Full outfit c/o Kohl’s

Everyone likes to talk about the "first day of school outfit". But I want to draw attention to the fact that, since you have to go back after that first day, the "back to school" outfit is arguably much more important. These people are seeing you every day, after all, you can't let it go now. So when Kohl’s sent me out to track down a "Back To School" outfit in their stores, I took it VERY seriously. Like, two hours of shopping and a lot of hypothetical "what-if" scenarios SERIOUS. I also made a list of criteria the outfit had to meet: 

1. Aesthetically pleasing (obviously)
2. Versatile pieces i.e. you could use the stuff with other stuff to create more stuff
3. Situationally appropriate (I love heels, but the miles of halls in my school do not)
4. Comfortable, because why even wear clothes if they aren't
5. Easily customizable to your ~pErSoNaL bRaNd~

For my perfect 40th (nearly half through first semester) day of school outfit, I started with a black boyfriend tee, an easy basic. Then, I went for these very Leslie Knope-esque printed jeans. I snagged (literally) a burgundy cozy cardigan to a.) keep me snuggly and b.) add some color. Then I remembered that I am walking across campus approx. 8480382048 times a day, and how often my shoes are in my Starbucks snapchats, and went for the ultimate classic: white Chuck Taylor’s. This was the BEST sartorial decision I've made in ages. (And they were on sale.)

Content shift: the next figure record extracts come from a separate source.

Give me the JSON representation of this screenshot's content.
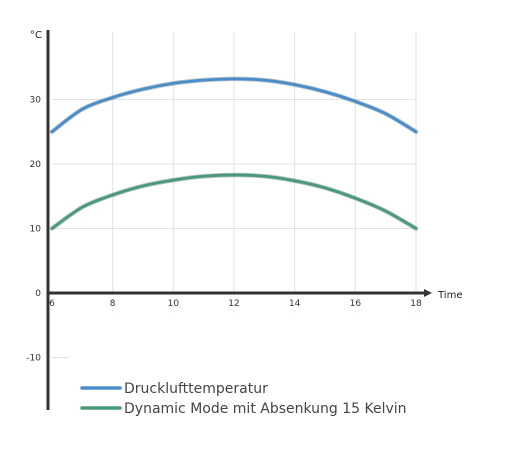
{
  "chart_data": {
    "type": "line",
    "title": "",
    "xlabel": "Time",
    "ylabel": "°C",
    "xlim": [
      6,
      18
    ],
    "ylim": [
      -10,
      40
    ],
    "x_ticks": [
      6,
      8,
      10,
      12,
      14,
      16,
      18
    ],
    "y_ticks": [
      -10,
      0,
      10,
      20,
      30
    ],
    "grid": true,
    "legend_position": "bottom-left",
    "series": [
      {
        "name": "Drucklufttemperatur",
        "color": "#4a8ec9",
        "x": [
          6,
          7,
          8,
          9,
          10,
          11,
          12,
          13,
          14,
          15,
          16,
          17,
          18
        ],
        "y": [
          25,
          28.5,
          30.3,
          31.6,
          32.5,
          33.0,
          33.2,
          33.0,
          32.3,
          31.2,
          29.7,
          27.8,
          25
        ]
      },
      {
        "name": "Dynamic Mode mit Absenkung 15 Kelvin",
        "color": "#4a9a77",
        "x": [
          6,
          7,
          8,
          9,
          10,
          11,
          12,
          13,
          14,
          15,
          16,
          17,
          18
        ],
        "y": [
          10,
          13.3,
          15.2,
          16.6,
          17.5,
          18.1,
          18.3,
          18.1,
          17.4,
          16.3,
          14.7,
          12.7,
          10
        ]
      }
    ]
  }
}
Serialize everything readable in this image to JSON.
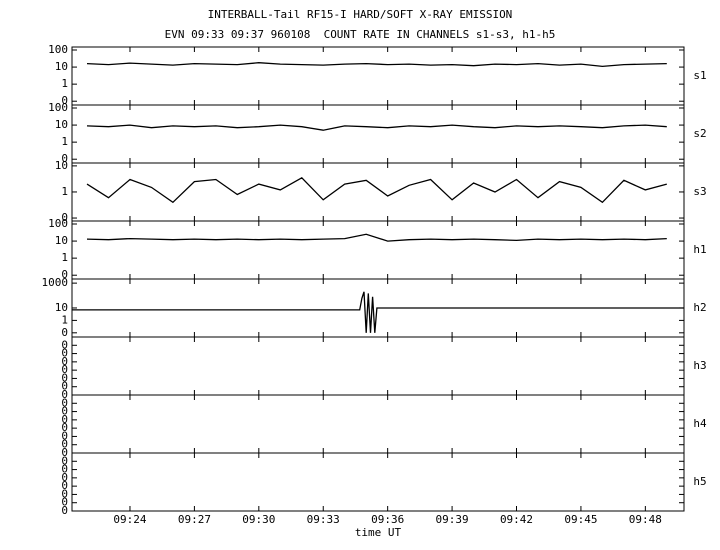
{
  "title": "INTERBALL-Tail RF15-I HARD/SOFT X-RAY EMISSION",
  "subtitle": "EVN 09:33 09:37 960108  COUNT RATE IN CHANNELS s1-s3, h1-h5",
  "xlabel": "time UT",
  "xlim": [
    561.3,
    589.8
  ],
  "xticks": [
    {
      "value": 564,
      "label": "09:24"
    },
    {
      "value": 567,
      "label": "09:27"
    },
    {
      "value": 570,
      "label": "09:30"
    },
    {
      "value": 573,
      "label": "09:33"
    },
    {
      "value": 576,
      "label": "09:36"
    },
    {
      "value": 579,
      "label": "09:39"
    },
    {
      "value": 582,
      "label": "09:42"
    },
    {
      "value": 585,
      "label": "09:45"
    },
    {
      "value": 588,
      "label": "09:48"
    }
  ],
  "chart_data": [
    {
      "type": "line",
      "label": "s1",
      "log": true,
      "color": "#000000",
      "ylim": [
        0.06,
        150
      ],
      "yticks": [
        100,
        10,
        1,
        {
          "value": 0.1,
          "label": "0"
        }
      ],
      "x": [
        562,
        563,
        564,
        565,
        566,
        567,
        568,
        569,
        570,
        571,
        572,
        573,
        574,
        575,
        576,
        577,
        578,
        579,
        580,
        581,
        582,
        583,
        584,
        585,
        586,
        587,
        588,
        589
      ],
      "values": [
        16,
        14,
        17,
        15,
        13,
        16,
        15,
        14,
        18,
        15,
        14,
        13,
        15,
        16,
        14,
        15,
        13,
        14,
        12,
        15,
        14,
        16,
        13,
        15,
        11,
        14,
        15,
        16
      ]
    },
    {
      "type": "line",
      "label": "s2",
      "log": true,
      "color": "#000000",
      "ylim": [
        0.06,
        150
      ],
      "yticks": [
        100,
        10,
        1,
        {
          "value": 0.1,
          "label": "0"
        }
      ],
      "x": [
        562,
        563,
        564,
        565,
        566,
        567,
        568,
        569,
        570,
        571,
        572,
        573,
        574,
        575,
        576,
        577,
        578,
        579,
        580,
        581,
        582,
        583,
        584,
        585,
        586,
        587,
        588,
        589
      ],
      "values": [
        9,
        8,
        10,
        7,
        9,
        8,
        9,
        7,
        8,
        10,
        8,
        5,
        9,
        8,
        7,
        9,
        8,
        10,
        8,
        7,
        9,
        8,
        9,
        8,
        7,
        9,
        10,
        8
      ]
    },
    {
      "type": "line",
      "label": "s3",
      "log": true,
      "color": "#000000",
      "ylim": [
        0.077,
        12.9
      ],
      "yticks": [
        10,
        1,
        {
          "value": 0.1,
          "label": "0"
        }
      ],
      "x": [
        562,
        563,
        564,
        565,
        566,
        567,
        568,
        569,
        570,
        571,
        572,
        573,
        574,
        575,
        576,
        577,
        578,
        579,
        580,
        581,
        582,
        583,
        584,
        585,
        586,
        587,
        588,
        589
      ],
      "values": [
        2,
        0.6,
        3,
        1.5,
        0.4,
        2.5,
        3,
        0.8,
        2,
        1.2,
        3.5,
        0.5,
        2,
        2.8,
        0.7,
        1.8,
        3,
        0.5,
        2.2,
        1,
        3,
        0.6,
        2.5,
        1.5,
        0.4,
        2.8,
        1.2,
        2
      ]
    },
    {
      "type": "line",
      "label": "h1",
      "log": true,
      "color": "#000000",
      "ylim": [
        0.06,
        150
      ],
      "yticks": [
        100,
        10,
        1,
        {
          "value": 0.1,
          "label": "0"
        }
      ],
      "x": [
        562,
        563,
        564,
        565,
        566,
        567,
        568,
        569,
        570,
        571,
        572,
        573,
        574,
        575,
        576,
        577,
        578,
        579,
        580,
        581,
        582,
        583,
        584,
        585,
        586,
        587,
        588,
        589
      ],
      "values": [
        13,
        12,
        14,
        13,
        12,
        13,
        12,
        13,
        12,
        13,
        12,
        13,
        14,
        25,
        10,
        12,
        13,
        12,
        13,
        12,
        11,
        13,
        12,
        13,
        12,
        13,
        12,
        14
      ]
    },
    {
      "type": "line",
      "label": "h2",
      "log": true,
      "color": "#000000",
      "ylim": [
        0.046,
        2150
      ],
      "yticks": [
        1000,
        10,
        1,
        {
          "value": 0.1,
          "label": "0"
        }
      ],
      "x": [
        561.3,
        574.7,
        574.8,
        574.9,
        575.0,
        575.1,
        575.2,
        575.3,
        575.4,
        575.5,
        589.8
      ],
      "values": [
        7,
        7,
        60,
        200,
        0.1,
        150,
        0.1,
        80,
        0.1,
        10,
        10
      ]
    },
    {
      "type": "line",
      "label": "h3",
      "log": false,
      "ylim": [
        0,
        7
      ],
      "yticks": [
        {
          "value": 0,
          "label": "0"
        },
        {
          "value": 1,
          "label": "0"
        },
        {
          "value": 2,
          "label": "0"
        },
        {
          "value": 3,
          "label": "0"
        },
        {
          "value": 4,
          "label": "0"
        },
        {
          "value": 5,
          "label": "0"
        },
        {
          "value": 6,
          "label": "0"
        }
      ]
    },
    {
      "type": "line",
      "label": "h4",
      "log": false,
      "ylim": [
        0,
        7
      ],
      "yticks": [
        {
          "value": 0,
          "label": "0"
        },
        {
          "value": 1,
          "label": "0"
        },
        {
          "value": 2,
          "label": "0"
        },
        {
          "value": 3,
          "label": "0"
        },
        {
          "value": 4,
          "label": "0"
        },
        {
          "value": 5,
          "label": "0"
        },
        {
          "value": 6,
          "label": "0"
        }
      ]
    },
    {
      "type": "line",
      "label": "h5",
      "log": false,
      "ylim": [
        0,
        7
      ],
      "yticks": [
        {
          "value": 0,
          "label": "0"
        },
        {
          "value": 1,
          "label": "0"
        },
        {
          "value": 2,
          "label": "0"
        },
        {
          "value": 3,
          "label": "0"
        },
        {
          "value": 4,
          "label": "0"
        },
        {
          "value": 5,
          "label": "0"
        },
        {
          "value": 6,
          "label": "0"
        }
      ]
    }
  ]
}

Now I will admit: I was not a super Kohl’s shopper and so not entirely sure what I was metaphorically walking into when I literally walked into my local Kohl’s. Now, my keen observation skills will be to your benefit. Here is what you will see: racks and racks and racks of things you want as far as your eyes work. Then, baskets, which you will use to collect all of your new treasure. On the racks themselves, little grey boxes of happiness displaying drastically reduced prices that are easily within the "Mum, I could wear this SO MUCH" range. Everything after that is just an enjoyable bout of shopping bliss. The place is an actual wonderland.

Ps: Criteria 6 for outfits: if you can't spontaneously dance in it for whatever vine trend is in right now, don't even bother. 

x J 

ps. friendly reminder: a gift card can't buy my love - Kohl’s compensated me for this, but I, like Drake, don't fake feelings.